Null points for originality but full marks for doability in very little time, thanks to the wonders of the internet (I particularly rate The Quote Garden). Also, sometimes the old ones are the best (I meant writing techniques but this is itself a quote about my topic). So this afternoon I’m looking for quotes about ageing.

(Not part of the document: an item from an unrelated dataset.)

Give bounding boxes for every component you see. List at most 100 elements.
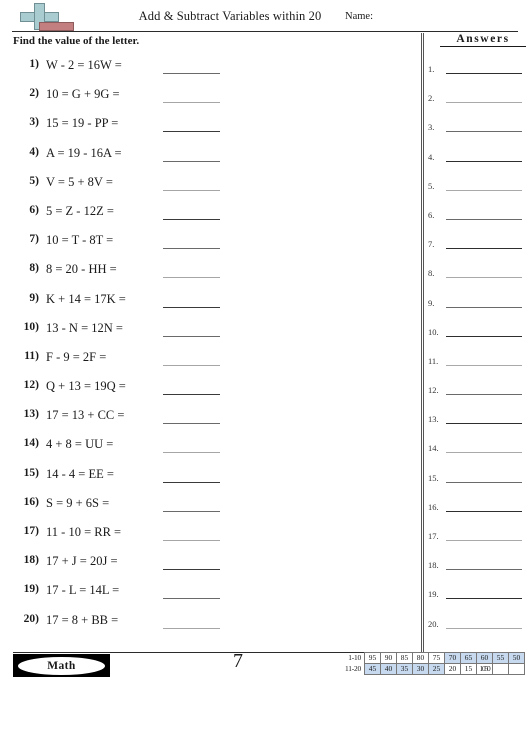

There are an awful lot out there. Here are some of my favourites, not properly attributed unless the website did so for me:

  • Old age is no place for sissies – Bette Davis
  • Growing old is mandatory. Growing up is optional – Chili Davis
  • In youth the days are short and the years are long; in old age the years are short and the days long.  ~Nikita Ivanovich Panin
  • Age does not diminish the extreme disappointment of having a scoop of ice cream fall from the cone.  ~Jim Fiebig

(cc) Spookygonk

  • There is no pleasure worth forgoing just for an extra three years in the geriatric ward.  ~John Mortimer
  • Old age isn’t so bad when you consider the alternative.  ~Maurice Chevalier, New York Times, 9 October 1960
  • The first sign of maturity is the discovery that the volume knob also turns to the left.  ~Jerry M. Wright
  • There is always a lot to be thankful for, if you take the time to look. For example, I’m sitting here thinking how nice it is that wrinkles don’t hurt.  ~ Anon
  • Grow old with me!  The best is yet to be.  ~Robert Browning
  • I advise you to go on living solely to enrage those who are paying your annuities.  It is the only pleasure I have left.  ~Voltaire
  • An archeologist is the best husband any woman can have:  the older she gets, the more interested he is in her.  ~Agatha Christie, news summaries, 9 March 1954
  • Old wood best to burn, old wine to drink, old friends to trust, and old authors to read.  ~Quoted by Francis Bacon, Apothegm

(cc) osmium

  • First you forget names, then you forget faces, then you forget to pull your zipper up, then you forget to pull your zipper down.  ~Leo Rosenberg
  • The years between fifty and seventy are the hardest.  You are always being asked to do more, and you are not yet decrepit enough to turn them down.  ~T.S. Eliot, quoted in Time, 23 October 1950
  • Old age is the most unexpected of all the things that happen to a man.  ~Leon Trotsky (Lev Davidovich Bronstein), Diary in Exile, 1935
  • Anyone who stops learning is old, whether at twenty or eighty.  ~Henry Ford

And of course, my particular favourite, after which this blog is named:

There is a wicked inclination in most people to suppose an old man decayed in his intellects. If a young or middle-aged man, when leaving a company, does not remember where he laid his hat, it is nothing; but if the same inattention is discovered in an old man, people will shrug up their shoulders, and say, “His memory is going.”

Boswell, J (1791) Life of Johnson Vol IV, p.501

When I say they’re my favourites, I don’t mean I necessarily agree with them. In fact, I’d be rather muddle-headed if I did since several of them contradict each other. Rather, I mean that they strike me as pithy and well worded and revealing of everyday societal sense-making about ageing and old age.